Pandemic Leadership: Never Miss a Trick
In times of crisis, all states seek to mitigate impacts on both economy and loss of life. It is no different for today's hot crisis of the day: the coronavirus. However, in reality few states maintain the capacity to adequately respond to such overwhelming circumstances. The consequence is that many states, even well developed ones, rely on the aid and generosity of larger players on the international stage. For creditors of this aid, this becomes a jostling battle for leadership.
China and the US are currently locked in an ongoing battle for global leadership. Indeed, this battle exists a;most entirely outside the material, military realm signalling an all-new form of power politics. Leadership comes in a number of forms, for instance economic aid, engagement in international institutions, diffusion of technology and so forth, though it is crises like the current pandemic that offers the contenders a chance to wrestle top position from the other.

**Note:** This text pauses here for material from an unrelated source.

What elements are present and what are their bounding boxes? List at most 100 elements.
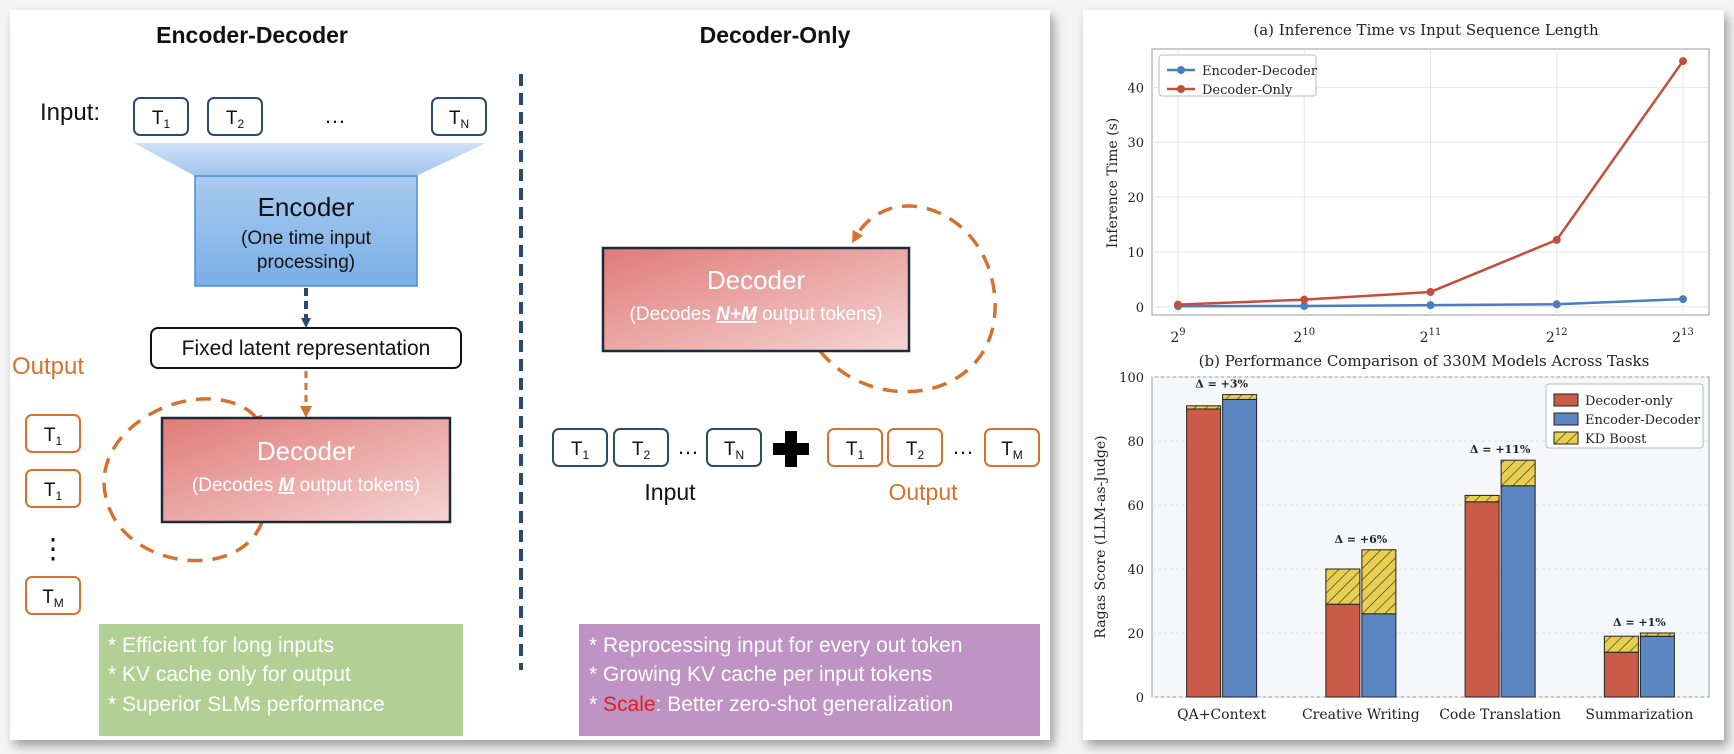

China has made clear since the Deng era in the 1970s that China's rise is destined to be peaceful, and developmental in nature. Hu Jintao's famous concept of 'harmonious world' is an example of this, and Xi Jinping's One Belt, One Road policy is its manifestation. The idea of mutual development is also of interest, since it promotes a zero sum economic picture and a win-win mentality. While it may be a truism that mutual development ultimately serves longer term Chinese goals - awarding dividends of influence and new markets - it at least at face value is perceived as Beijing adopting a more pronounced leadership position. By contrast the United States is sliding into protectionism, favouring tariffs and insulation of its domestic market. This has allowed China to actually become the champion of global free trade.
This dichotomy of interests, seemingly where China is open and the US is closed, can be seen in the response to the virus outbreak. China is aggressively pushing a manufactured image of itself as a global leader in pandemic control. Italy is a good case study, where Chinese aid has been warmly welcomed by authorities. Medical experts, equipment and extensive funding are examples of Beijing stepping up to offset the United States. Traditionally, Italy has firmly fallen under Washington's sphere of influence, however with a largely insignificant blanket aid package of only $274 million encompassing the US' entire international aid package, then one is left wanting.
The United States currently fails to appreciate largely the game of soft power as a component of power politics. Allowing China to nudge itself from top-dog position will soon be regarded as an act of its own self-doing. If China can encroach this far into the West through apt crisis exploitation, then the US appears in poor stead to counter China more broadly in its own peripheral sphere of influence in East Asia. Washington must reconsider its international response, though with such an impending domestic crisis unfolding on the horizon, this seems near-impossible.
At the time of writing, Toby Irwin is a third year student at the University of St Andrews. He is studying International Relations. Areas that interest him the most are UK foreign policy and the defence/aerospace industry.